In her 16 years of service at The Salvation Army, Ana Aguirre has seen the American family change before her eyes. As program director for the Zahn Memorial Center, an emergency shelter for families in downtown Los Angeles, Aguirre is in constant contact with those in need.
She helps single parents, interracial families and inmate parents, who make up much of the change to the typical family the country once knew. Each day, she does her part to get these families back on their feet, providing them with not only shelter, but guidance.
Young mothers increasingly pour into the center, she said.
“Right now we have a woman in her late 20s who has a 14-year-old child,” Aguirre said. “They have kids when they are very young. Most have GEDs or nothing at all.”
Today, it is not uncommon for a woman to be unmarried when they give birth to their first child. Some 40 percent of women without a college degree—and 57 percent who have a high school diploma or less—are single mothers, according to The New York Times.
Yet another type of struggling American family—a byproduct of the United States’ high jailing rate—is the family scraping by with one incarcerated parent. An estimated 2.7 million children nationwide have a parent in jail, according to research by the Pew Charitable Trusts.
At the Zahn Center, single mothers often cope with incarcerated fathers. Aguirre points to one mother, just 21 years old, with two infants. Another, also in her 20s, seeks assistance with finding housing and care for her toddlers while her spouse faces life in prison.
“We have to look for ways to help them see the spouse, and help them deal with courts,” Aguirre says of The Salvation Army’s many duties.
Tough loves comes with the job. Often times, women will give a chunk of their small funds to their incarcerated partners for food and other essentials. One mother, Aguirre says, wanted to send $100 of her $500 monthly income to her husband.
“I pulled her aside and I said, ‘You need to think of your children. They need a home,’” she recalled. “We tell them what their priorities should be. Their husbands aren’t our priority.”
As families changed significantly over the last century, The Salvation Army has tried to keep pace with the shift, modifying its services in-kind.
At the start of the AIDs epidemic, for example, The Salvation Army was one of the first providers of shelters for families affected by the disease.
“They don’t shove religion down people’s throats,” said Dr. Diane Winston, an expert in religion at the University of Southern California. “On the whole, the Army evangelizes by doing good work for people rather than beating them over the head.”
Since it started offering social services in the 1880s, The Salvation Army has tried to meet the needs of people “as they actually are,” Winston said. For centuries, the organization has had to be flexible in the services it offered and sensitive to a range of living or familial arrangements.
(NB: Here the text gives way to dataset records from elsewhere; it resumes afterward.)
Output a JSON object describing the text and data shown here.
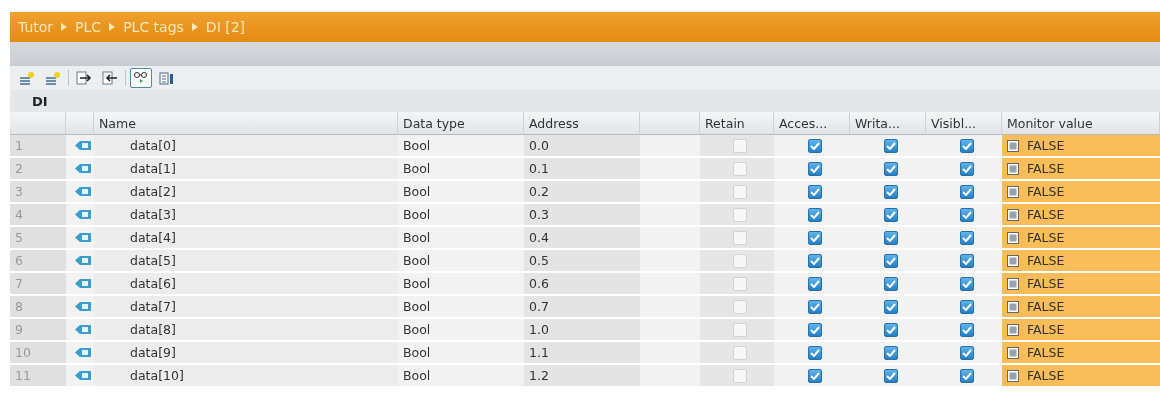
{
  "breadcrumb": [
    "Tutor",
    "PLC",
    "PLC tags",
    "DI [2]"
  ],
  "toolbar": [
    {
      "kind": "add-row",
      "on": false
    },
    {
      "kind": "insert-row",
      "on": false
    },
    {
      "kind": "export",
      "on": false
    },
    {
      "kind": "import",
      "on": false
    },
    {
      "kind": "monitor",
      "on": true
    },
    {
      "kind": "properties",
      "on": false
    }
  ],
  "table_title": "DI",
  "columns": [
    "Name",
    "Data type",
    "Address",
    "Retain",
    "Acces...",
    "Writa...",
    "Visibl...",
    "Monitor value"
  ],
  "rows": [
    {
      "number": "1",
      "name": "data[0]",
      "data_type": "Bool",
      "address": "0.0",
      "retain": false,
      "accessible": true,
      "writable": true,
      "visible": true,
      "monitor_value": "FALSE"
    },
    {
      "number": "2",
      "name": "data[1]",
      "data_type": "Bool",
      "address": "0.1",
      "retain": false,
      "accessible": true,
      "writable": true,
      "visible": true,
      "monitor_value": "FALSE"
    },
    {
      "number": "3",
      "name": "data[2]",
      "data_type": "Bool",
      "address": "0.2",
      "retain": false,
      "accessible": true,
      "writable": true,
      "visible": true,
      "monitor_value": "FALSE"
    },
    {
      "number": "4",
      "name": "data[3]",
      "data_type": "Bool",
      "address": "0.3",
      "retain": false,
      "accessible": true,
      "writable": true,
      "visible": true,
      "monitor_value": "FALSE"
    },
    {
      "number": "5",
      "name": "data[4]",
      "data_type": "Bool",
      "address": "0.4",
      "retain": false,
      "accessible": true,
      "writable": true,
      "visible": true,
      "monitor_value": "FALSE"
    },
    {
      "number": "6",
      "name": "data[5]",
      "data_type": "Bool",
      "address": "0.5",
      "retain": false,
      "accessible": true,
      "writable": true,
      "visible": true,
      "monitor_value": "FALSE"
    },
    {
      "number": "7",
      "name": "data[6]",
      "data_type": "Bool",
      "address": "0.6",
      "retain": false,
      "accessible": true,
      "writable": true,
      "visible": true,
      "monitor_value": "FALSE"
    },
    {
      "number": "8",
      "name": "data[7]",
      "data_type": "Bool",
      "address": "0.7",
      "retain": false,
      "accessible": true,
      "writable": true,
      "visible": true,
      "monitor_value": "FALSE"
    },
    {
      "number": "9",
      "name": "data[8]",
      "data_type": "Bool",
      "address": "1.0",
      "retain": false,
      "accessible": true,
      "writable": true,
      "visible": true,
      "monitor_value": "FALSE"
    },
    {
      "number": "10",
      "name": "data[9]",
      "data_type": "Bool",
      "address": "1.1",
      "retain": false,
      "accessible": true,
      "writable": true,
      "visible": true,
      "monitor_value": "FALSE"
    },
    {
      "number": "11",
      "name": "data[10]",
      "data_type": "Bool",
      "address": "1.2",
      "retain": false,
      "accessible": true,
      "writable": true,
      "visible": true,
      "monitor_value": "FALSE"
    }
  ]
}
The Salvation Army’s adaptation to the changing family falls in line with the organization’s Christian ideals—the messages found in the Bible of helping the hungry, poor and dispossessed.
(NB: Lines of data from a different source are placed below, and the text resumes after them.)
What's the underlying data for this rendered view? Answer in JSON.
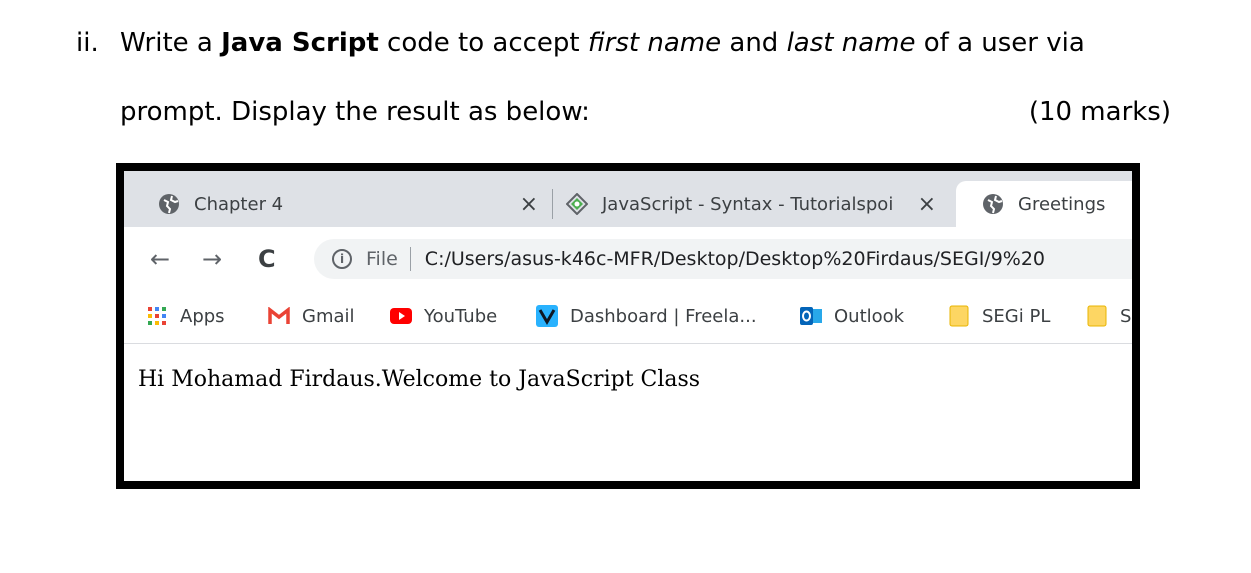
{
  "question": {
    "number": "ii.",
    "line1_part1": "Write a ",
    "line1_bold": "Java Script",
    "line1_part2": " code to accept ",
    "line1_italic1": "first name",
    "line1_part3": " and ",
    "line1_italic2": "last name",
    "line1_part4": " of a user via",
    "line2": "prompt. Display the result as below:",
    "marks": "(10 marks)"
  },
  "browser": {
    "tabs": [
      {
        "label": "Chapter 4",
        "close": "×"
      },
      {
        "label": "JavaScript - Syntax - Tutorialspoi",
        "close": "×"
      },
      {
        "label": "Greetings"
      }
    ],
    "nav": {
      "back": "←",
      "forward": "→",
      "reload": "C"
    },
    "address": {
      "info": "i",
      "chip": "File",
      "url": "C:/Users/asus-k46c-MFR/Desktop/Desktop%20Firdaus/SEGI/9%20"
    },
    "bookmarks": [
      {
        "label": "Apps",
        "icon": "apps-grid-icon"
      },
      {
        "label": "Gmail",
        "icon": "gmail-icon"
      },
      {
        "label": "YouTube",
        "icon": "youtube-icon"
      },
      {
        "label": "Dashboard | Freela...",
        "icon": "freelancer-icon"
      },
      {
        "label": "Outlook",
        "icon": "outlook-icon"
      },
      {
        "label": "SEGi PL",
        "icon": "folder-icon"
      },
      {
        "label": "SE",
        "icon": "folder-icon"
      }
    ],
    "page_text": "Hi Mohamad Firdaus.Welcome to JavaScript Class"
  }
}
“In the true compassionate Christian way, they accept people as they are,” Winston said.
And The Salvation Army isn’t alone in adaptation to the changing family—as the typical household changes, so does the influence of the Church.
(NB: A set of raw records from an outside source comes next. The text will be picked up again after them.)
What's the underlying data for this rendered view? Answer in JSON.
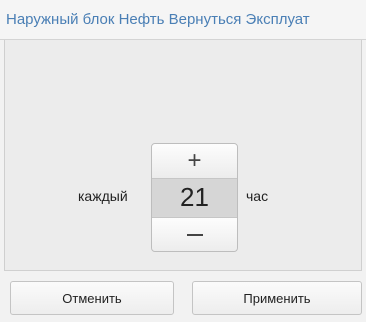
{
  "header": {
    "title": "Наружный блок Нефть Вернуться Эксплуат"
  },
  "schedule": {
    "every_label": "каждый",
    "value": "21",
    "unit_label": "час",
    "increment_symbol": "+"
  },
  "footer": {
    "cancel_label": "Отменить",
    "apply_label": "Применить"
  }
}
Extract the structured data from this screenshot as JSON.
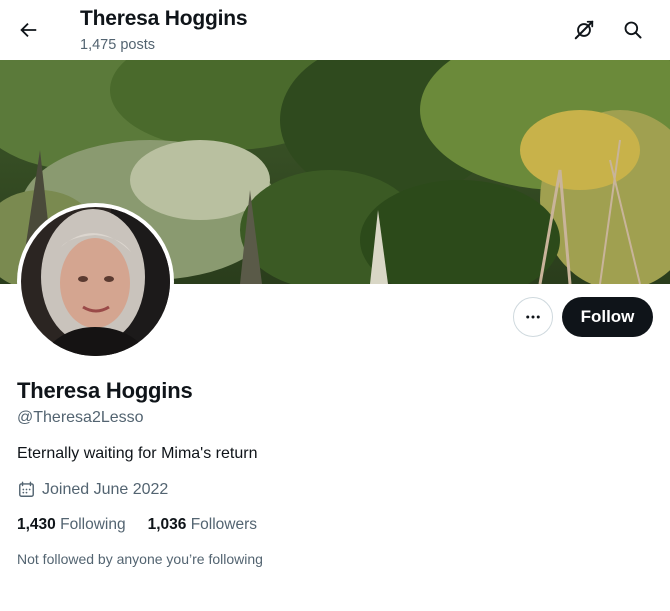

Changes in family life have become a main concern in faith communities that view religion and family as inextricably linked—marriage and parenthood make religion more important to people, but families are becoming less religious.
Nearly half of Americans say the growing number of “people who are not religious” is bad for society, yet the number of religiously unaffiliated Americans, or “nones,” is only increasing, according to an October 2012 study from the Pew Research Center.
As one of the fastest growing “religious” groups in the world, nones show how changing families and varied upbringings have stymied many messages of the Church.
One-fifth of the U.S. public and one-third of adults under 30—those who are most likely to have children—fall into this group. Nearly 6 percent of Americans—13 million people—are self-described atheists or agnostics.
Families are also more diverse today than they were a decade ago. Increasingly, parents come from different religious and ethnic backgrounds as more same-sex couples take their vows, Catholics marry Jews, and blacks marry whites.
“It’s consistent with the Christian church and it’s a scandal in a way that Christianity did not embrace diversity in culture and in race for many years,” said Major David Harmon, who has spent decades as a minister for The Salvation Army and is in an interracial marriage himself.
Interracial marriages can only make The Salvation Army stronger, he added.
Harmon and his wife asked themselves a number of questions before they were married more than 30 years ago. Chief among them was whether their racial differences—he is white and she is African-American—was reason enough to stifle an otherwise successful relationship.
In the end, they decided they couldn’t abandon a loving partnership on the grounds it might be challenging for others to accept.
As mixed marriages like Harmon’s become more common throughout the U.S., The Salvation Army has reached out to racially diverse families through various programs and pastoral counseling, he said.
“The intercultural marriage in our clergy and our congregations have made us better servants to the American community,” Harmon said. “It has caused us to think more deeply than in the past. It’s made us more inclusive.”